A outra face dessa diferença é a superficialidade. Quer dizer, crianças ao contrário de Flusser, são dispersas. Põem-se a pular de um para outro objeto de investigação. Saltam de um para outro brinquedo, feito estivessem num playground. E acabam não investigando nada mais detidamente. Embora recriem o mundo de um modo mágico e intuitivo, cheio de fantasia e jogo. De uma forma como não sabemos mais fazer depois de adultos. Embora essa forma - intuitiva, lúdica, mágica - quando suprimida também nos deixe num tremendo prejuízo. 
Mas, de outro modo, nós hoje temos uma dimensão prática bem mais efetiva desses fenômenos de comunicação via redes de computador, mediante a universalização da internet e da tecnologia digital – pois era sobre esses fenômenos que o autor de Bodenlos já falava, quando eles apenas brotavam, botavam as manguinhas de fora. E, aqui, é necessário entender que a força do pensamento de Flusser nutre-se também dessa brusquidão, alimenta-se dessa aparente falta de polimento, de jeito.  De estar a farejar algo ainda em processo. E ao contrário do que ocorreu com Benjamin, a recepção de Flusser ainda é por demais recente e escassa para ter se voltado contra ele em potência.³
Isso para não falar que o judeu em Flusser casa muito bem com o improviso brasileiro. Ambos reconhecem-se mais transitórios, prófugos e obrigados a improvisar por força de se encontrarem à margem. E é essa mentalidade brasileira - naturalmente barroca e profusa, impreparada, assistêmica, bastante ahistórica, assimétrica, sensual que se faz notar também como um dado novo no pensamento de Flusser. Sua recusa em citar fontes, por exemplo, passa ao largo de um desejo normativo que engessou o pensamento acadêmico não é de hoje. [4]


___________
¹ daí que para o empacotador de supermercado seja imperativo obter o novo smartphone, que traz a última ninharia técnica: a câmera de x-megapixels, ou a velocidade x.0. E então, ele terá de vender o antigo, quitar a dívida, para poder dar entrada no novo, endividar-se com ele. Sem falar no que há de antisustentável nessa lógica, que aposenta aparelhos, ainda em vida útil, numa velocidade cada vez mais brusca e cujo retorno não é mais que uma milimétrica vantagem técnica que logo será superada por outra. Mas não é essa a lógica de consumo em que já vivemos sendo apenas acelerada?

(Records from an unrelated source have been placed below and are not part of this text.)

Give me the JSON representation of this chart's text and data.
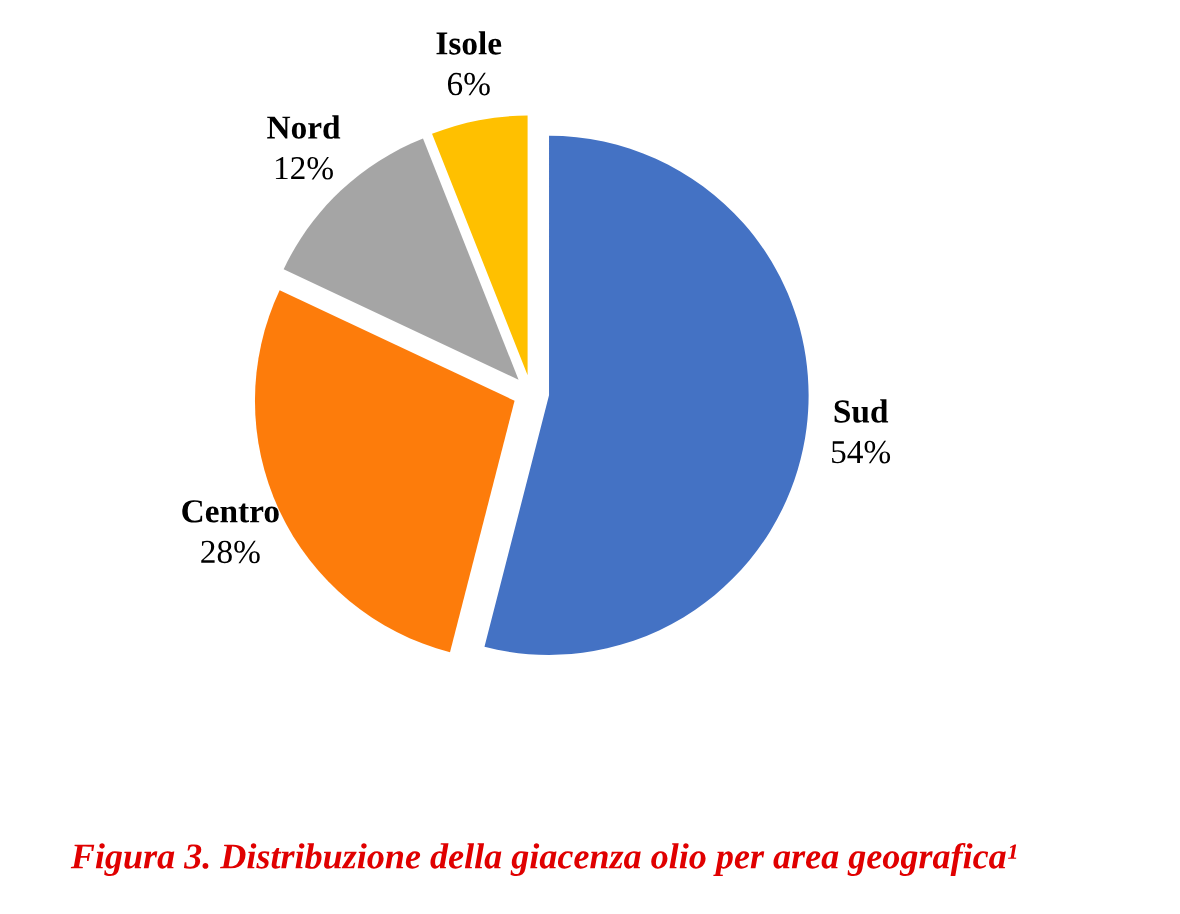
{
  "chart_data": {
    "type": "pie",
    "title": "Figura 3. Distribuzione della giacenza olio per area geografica¹",
    "categories": [
      "Sud",
      "Centro",
      "Nord",
      "Isole"
    ],
    "values": [
      54,
      28,
      12,
      6
    ],
    "value_labels": [
      "54%",
      "28%",
      "12%",
      "6%"
    ],
    "colors": [
      "#4472c4",
      "#fd7c0b",
      "#a5a5a5",
      "#ffc000"
    ]
  }
}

² de imediato se pode argumentar que o modo como Flusser trata a etimologia de certas palavras-chaves – tais como design, tecnologia e arte – em seu ensaio “Sobre a Palavra Design” é amplamente fantasioso. Mas isso não implica numa diminuição do valor heurístico do ensaio. Pois ele, de outro modo, revela, descobre coisas a partir dessa “fantasia etimológica”. E, indo mais fundo, pode-se indagar: que etimologia não é também fantasiosa e/ou intuitiva?

³ a obra de Benjamin serviu de tema para um tão vasto número de paráfrases teóricas que praticamente desapareceu, afogou-se, submergiu, anulou-se, sumiu em meio ao turbilhão de palavras que a sitiam nos diascorrentes – muitas vezes sem qualquer contexto, coerência, conexão ou mesmo fantasia criativa – dentro das escolas de comunicação, literatura comparada, arquitetura, história, cinema e tradução ao redor do globo. No atacado, não há desdobramentos e descontinuidades a partir de Benjamin, senão um monstruoso catálogo de aberrações teóricas, as quais Benjamin acharia, no mínimo, "curiosas" ou fronteiras à barbárie. Há tantos Benjamins pelo mundo afora, de acordo com o gosto do freguês - um Benjamin semioticista, um Benjamin pós-estruturalista, um Benjamin deleuziano, um Benjamin historiador dos Annales, um Benjamin da desconstrução, um Benjamin das teorias do dispositivo cinemático, um Benjamin feminista e ligado aos estudos culturais; e dentro em breve, quem sabe, até um Benjamin adepto do pós-futebol e da liberação da maconha - que o Benjamin real virou apenas uma pálida sombra indistinguível, e que, convenhamos, ninguém mais lê. Conclusão: Benjamin virou pau para toda obra e, logo, para obra nenhuma. Flusser está apenas começando a experimentar esse processo que Benjamin já passou. Passou, e foi arrasado nele. Esse processo, digamos, de pauperização pelo número. De pauparatodaobralização. Pauperização pelo número e pela inconsistência das paráfrases e desdobramentos teóricos. Com as excepções de praxe, esses desdobramentos não só são ralos, inconsistentes, como também vedam ao próprio estudante as palavras mesmas de Benjamin, seus conceitos. A leitura de seus textos. O acerto ou não das escolhas de seus tradutores. Uma familiaridade maior com sua obra. Mínima que seja. Uma possível conexão entre os conceitos de Benjamin e realidades que hoje experienciamos - em sua maior parte através de maquinismos. Pois são raros os teóricos que, a exemplo de Agamben, concedem um pouco de espaço a Benjamin antes de instrumentalizar a teoria de Benjamin para legitimar a montagem de seu  próprio sistema teórico.
Outro ponto, aliás, que conta a favor de Flusser - além de ainda ser relativamente pouco conhecido - é a estranha sonoridade de seu nome. [um desses nomes que parecem evocar o que Melville nos diz no "Bartleby": "a name which, I admit, I love to repeat for it hath a rounded and orbicular sound to it, and rings like unto bullion". O prefixo flu- é o prefixo do rio e, logo, fluido, fluxo, flúmen, fluência, fluminense etc. O nome Flusser porta em si a transitividade do rio - que é, entre outras, a melhor metáfora de tempo, percurso e circunstância no Ocidente, desde Heráclito].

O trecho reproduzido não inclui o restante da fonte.